John J. Walsh, the acting director of the labor board's regional office in Brooklyn, said his office planned to file a complaint against Cablevision, saying it "has bargained with no intent to reach an agreement" with its Brooklyn workers since they voted to unionize 15 months ago.

Mr. Walsh said Cablevision had engaged in bad-faith bargaining by failing to provide union negotiators with needed information, by retracting previously agreed-upon proposals and by refusing to meet on a regular basis. Cablevision, he also said, had shown bad faith by making "proposals that no quote unquote self-respecting union could accept, such as the unfettered right to subcontract work."

Cablevision recently illegally locked out and fired 22 Brooklyn workers attempting to meet with management about contract negotiations. Thanks to community mobilization, those fired employees are now back at work. But they still don't have a first contract.

On Monday, the NLRB's regional office said it would issue a complaint against Cablevision because the company illegally intimidated, harassed and bribed workers in the run-up to the election.
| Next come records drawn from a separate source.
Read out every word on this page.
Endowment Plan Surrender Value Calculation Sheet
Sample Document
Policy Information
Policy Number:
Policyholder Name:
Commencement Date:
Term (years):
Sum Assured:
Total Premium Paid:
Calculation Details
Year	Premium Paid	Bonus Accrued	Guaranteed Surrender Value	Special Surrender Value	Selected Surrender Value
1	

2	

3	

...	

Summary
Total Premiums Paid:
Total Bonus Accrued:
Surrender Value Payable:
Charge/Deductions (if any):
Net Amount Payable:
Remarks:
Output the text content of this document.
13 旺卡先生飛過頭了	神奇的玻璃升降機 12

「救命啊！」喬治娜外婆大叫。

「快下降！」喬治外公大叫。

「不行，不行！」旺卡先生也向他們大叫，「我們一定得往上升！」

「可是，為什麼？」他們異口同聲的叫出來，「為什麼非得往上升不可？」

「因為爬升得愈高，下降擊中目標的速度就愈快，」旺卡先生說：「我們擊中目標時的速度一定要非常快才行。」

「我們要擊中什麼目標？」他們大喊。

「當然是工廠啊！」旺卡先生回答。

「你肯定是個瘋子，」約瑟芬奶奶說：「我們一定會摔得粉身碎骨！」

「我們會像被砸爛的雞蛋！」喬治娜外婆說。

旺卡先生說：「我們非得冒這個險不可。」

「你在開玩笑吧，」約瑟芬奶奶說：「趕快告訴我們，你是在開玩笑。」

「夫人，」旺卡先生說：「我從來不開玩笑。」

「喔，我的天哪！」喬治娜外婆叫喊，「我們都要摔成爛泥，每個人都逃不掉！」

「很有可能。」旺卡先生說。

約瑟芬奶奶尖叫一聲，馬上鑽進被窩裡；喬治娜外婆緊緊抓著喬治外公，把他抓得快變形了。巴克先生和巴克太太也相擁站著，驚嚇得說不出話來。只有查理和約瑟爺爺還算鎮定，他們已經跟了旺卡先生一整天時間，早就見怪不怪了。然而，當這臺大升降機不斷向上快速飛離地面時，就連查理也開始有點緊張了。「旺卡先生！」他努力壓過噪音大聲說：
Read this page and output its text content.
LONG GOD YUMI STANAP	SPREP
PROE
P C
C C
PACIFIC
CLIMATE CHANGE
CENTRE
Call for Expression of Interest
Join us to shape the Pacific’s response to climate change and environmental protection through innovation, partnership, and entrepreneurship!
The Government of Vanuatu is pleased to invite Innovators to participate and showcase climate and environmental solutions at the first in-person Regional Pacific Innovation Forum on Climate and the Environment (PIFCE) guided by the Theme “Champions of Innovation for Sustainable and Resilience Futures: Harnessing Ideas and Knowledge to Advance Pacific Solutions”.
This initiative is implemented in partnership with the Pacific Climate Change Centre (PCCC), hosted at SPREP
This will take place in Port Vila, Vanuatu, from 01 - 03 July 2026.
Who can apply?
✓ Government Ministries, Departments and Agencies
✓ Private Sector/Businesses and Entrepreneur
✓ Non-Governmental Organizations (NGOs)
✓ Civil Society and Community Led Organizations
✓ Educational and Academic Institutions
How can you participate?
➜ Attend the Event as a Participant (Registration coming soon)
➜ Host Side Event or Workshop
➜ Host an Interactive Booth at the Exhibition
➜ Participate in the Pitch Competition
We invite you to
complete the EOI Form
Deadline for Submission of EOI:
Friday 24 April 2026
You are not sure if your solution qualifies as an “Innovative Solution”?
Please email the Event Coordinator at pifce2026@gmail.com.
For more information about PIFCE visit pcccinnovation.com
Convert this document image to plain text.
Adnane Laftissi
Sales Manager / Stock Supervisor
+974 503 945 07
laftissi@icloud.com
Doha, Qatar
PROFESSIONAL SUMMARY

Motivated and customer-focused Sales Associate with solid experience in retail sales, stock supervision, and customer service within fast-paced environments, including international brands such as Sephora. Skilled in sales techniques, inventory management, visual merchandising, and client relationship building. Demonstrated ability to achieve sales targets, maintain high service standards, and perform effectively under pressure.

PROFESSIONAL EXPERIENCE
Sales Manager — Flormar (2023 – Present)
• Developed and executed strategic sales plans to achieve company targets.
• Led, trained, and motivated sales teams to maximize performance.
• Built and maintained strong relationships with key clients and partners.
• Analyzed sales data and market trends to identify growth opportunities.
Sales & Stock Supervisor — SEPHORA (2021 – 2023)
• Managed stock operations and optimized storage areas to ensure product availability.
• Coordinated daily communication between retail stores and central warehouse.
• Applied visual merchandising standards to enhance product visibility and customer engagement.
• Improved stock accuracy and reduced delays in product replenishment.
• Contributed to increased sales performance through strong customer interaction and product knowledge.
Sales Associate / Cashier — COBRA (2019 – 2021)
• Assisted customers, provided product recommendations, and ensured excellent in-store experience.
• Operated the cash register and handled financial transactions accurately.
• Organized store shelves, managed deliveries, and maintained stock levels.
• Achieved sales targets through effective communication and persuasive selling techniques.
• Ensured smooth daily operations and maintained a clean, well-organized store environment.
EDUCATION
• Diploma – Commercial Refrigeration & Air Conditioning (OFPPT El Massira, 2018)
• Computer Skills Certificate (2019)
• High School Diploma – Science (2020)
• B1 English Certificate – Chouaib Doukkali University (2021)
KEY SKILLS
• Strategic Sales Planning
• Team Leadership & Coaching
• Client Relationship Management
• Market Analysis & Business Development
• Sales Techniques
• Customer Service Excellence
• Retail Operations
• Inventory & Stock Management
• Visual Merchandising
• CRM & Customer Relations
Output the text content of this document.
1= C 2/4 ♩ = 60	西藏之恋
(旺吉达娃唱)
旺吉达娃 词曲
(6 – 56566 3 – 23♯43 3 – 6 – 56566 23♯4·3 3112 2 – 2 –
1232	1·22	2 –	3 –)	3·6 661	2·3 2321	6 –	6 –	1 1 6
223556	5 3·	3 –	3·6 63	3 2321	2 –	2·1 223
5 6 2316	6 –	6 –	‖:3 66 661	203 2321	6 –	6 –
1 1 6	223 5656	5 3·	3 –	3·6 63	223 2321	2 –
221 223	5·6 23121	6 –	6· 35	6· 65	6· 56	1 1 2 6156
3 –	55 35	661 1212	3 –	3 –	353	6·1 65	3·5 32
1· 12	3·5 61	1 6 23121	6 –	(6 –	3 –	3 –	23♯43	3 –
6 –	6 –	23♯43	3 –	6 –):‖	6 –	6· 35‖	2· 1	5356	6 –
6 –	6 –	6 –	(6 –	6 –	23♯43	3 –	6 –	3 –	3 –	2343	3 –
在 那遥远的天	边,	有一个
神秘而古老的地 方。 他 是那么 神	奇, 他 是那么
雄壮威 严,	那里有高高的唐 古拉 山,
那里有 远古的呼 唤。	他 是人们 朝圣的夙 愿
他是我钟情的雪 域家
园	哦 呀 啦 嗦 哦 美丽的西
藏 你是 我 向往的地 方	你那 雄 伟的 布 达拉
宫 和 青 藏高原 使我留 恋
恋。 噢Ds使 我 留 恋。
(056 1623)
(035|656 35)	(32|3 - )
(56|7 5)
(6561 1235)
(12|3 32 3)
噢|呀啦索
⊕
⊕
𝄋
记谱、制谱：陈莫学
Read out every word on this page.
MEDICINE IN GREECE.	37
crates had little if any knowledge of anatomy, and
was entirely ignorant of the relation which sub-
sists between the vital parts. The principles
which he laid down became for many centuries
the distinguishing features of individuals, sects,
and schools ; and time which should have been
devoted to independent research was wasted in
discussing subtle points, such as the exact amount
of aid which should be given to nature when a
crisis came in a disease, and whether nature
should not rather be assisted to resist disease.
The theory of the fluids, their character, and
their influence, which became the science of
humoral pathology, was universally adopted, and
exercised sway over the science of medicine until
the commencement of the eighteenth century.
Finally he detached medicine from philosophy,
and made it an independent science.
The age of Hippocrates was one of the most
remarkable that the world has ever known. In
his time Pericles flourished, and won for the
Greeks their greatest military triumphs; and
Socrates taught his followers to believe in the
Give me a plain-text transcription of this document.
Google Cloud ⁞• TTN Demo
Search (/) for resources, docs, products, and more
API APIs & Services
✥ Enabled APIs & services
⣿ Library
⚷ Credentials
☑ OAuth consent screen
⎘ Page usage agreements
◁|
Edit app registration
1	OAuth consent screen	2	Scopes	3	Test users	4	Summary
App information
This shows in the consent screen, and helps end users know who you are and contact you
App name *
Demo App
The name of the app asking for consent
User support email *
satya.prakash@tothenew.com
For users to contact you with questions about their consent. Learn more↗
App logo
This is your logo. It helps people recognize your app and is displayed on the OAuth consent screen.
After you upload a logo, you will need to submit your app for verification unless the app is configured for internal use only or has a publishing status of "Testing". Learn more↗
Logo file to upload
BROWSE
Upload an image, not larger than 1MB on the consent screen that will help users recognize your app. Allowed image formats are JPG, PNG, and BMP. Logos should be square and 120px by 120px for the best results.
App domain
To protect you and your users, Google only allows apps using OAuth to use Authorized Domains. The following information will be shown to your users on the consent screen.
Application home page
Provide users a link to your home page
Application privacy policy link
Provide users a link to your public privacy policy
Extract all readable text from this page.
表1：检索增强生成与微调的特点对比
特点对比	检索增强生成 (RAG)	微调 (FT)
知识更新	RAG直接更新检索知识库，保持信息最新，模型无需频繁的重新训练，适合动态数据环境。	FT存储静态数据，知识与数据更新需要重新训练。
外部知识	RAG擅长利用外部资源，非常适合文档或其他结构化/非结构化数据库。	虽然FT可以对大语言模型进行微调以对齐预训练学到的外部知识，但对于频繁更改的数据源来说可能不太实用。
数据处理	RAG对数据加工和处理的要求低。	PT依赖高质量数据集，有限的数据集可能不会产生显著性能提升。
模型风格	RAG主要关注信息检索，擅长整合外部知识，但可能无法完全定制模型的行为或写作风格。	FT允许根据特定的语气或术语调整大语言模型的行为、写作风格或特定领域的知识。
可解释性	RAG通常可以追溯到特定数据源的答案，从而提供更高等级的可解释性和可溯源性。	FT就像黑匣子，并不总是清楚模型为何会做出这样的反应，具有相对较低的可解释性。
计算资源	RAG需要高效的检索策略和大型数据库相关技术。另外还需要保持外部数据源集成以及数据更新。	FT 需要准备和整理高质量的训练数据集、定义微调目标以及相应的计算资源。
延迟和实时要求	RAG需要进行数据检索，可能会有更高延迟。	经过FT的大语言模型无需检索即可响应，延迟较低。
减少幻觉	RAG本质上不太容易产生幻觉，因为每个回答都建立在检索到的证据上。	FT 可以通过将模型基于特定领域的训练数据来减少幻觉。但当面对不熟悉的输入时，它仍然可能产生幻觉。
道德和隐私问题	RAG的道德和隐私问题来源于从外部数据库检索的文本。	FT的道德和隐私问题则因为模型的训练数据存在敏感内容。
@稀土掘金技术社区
"Whether it's interfering with a fair election in the Bronx or refusing to sign a fair contract in Brooklyn, Cablevision's behavior is despicable and shameful," said Chris Calabrese, Executive Vice President of CWA Local 1109, the lead organizer in CWA's contract campaign for Cablevision workers in Brooklyn. "There's no excuse for any business to intimidate its workers in an effort to prevent them from exercising their right to organize and join a union."

Inspired by the 282 Brooklyn Cablevision technicians who successfully joined CWA, Bronx technicians began organizing their own effort last June. But Cablevision hired a union-busting law firm to wage a brutal, illegal anti-union campaign, and Bronx workers voted against unionizing. The NLRB said violations included:

  • In a speech to Bronx workers two days before the NLRB vote, CEO James Dolan personally threatened to deny workers job opportunities and training if they voted for the union.

  • Dolan illegally sought to try to address workers grievances and offer benefits to induce them not to vote for the union in a speech in February 2012.

  • Cablevision illegally gave raises of $2 to $9 an hour — as much as $18,000 a year — to nearly 10,000 employees outside of Brooklyn, but not to the Brooklyn workers, in order to persuade workers to vote against the union.

"We predict that James Dolan will try to sweep these charges under the rug by seeking a settlement of the complaint with the NLRB," Calabrese said. "He knows his actions were so egregious that no judge will find him innocent. If there was no guilt on his part, surely an individual of his reputation would have the courage of his convictions to stand trial and prove his innocence."

The Times reported that the NLRB would "ask a judge to order Mr. Dolan to read aloud, probably on video, a statement acknowledging that Cablevision had acted illegally and promising not to engage in such activities again."

This is why a fully functioning NLRB is so important.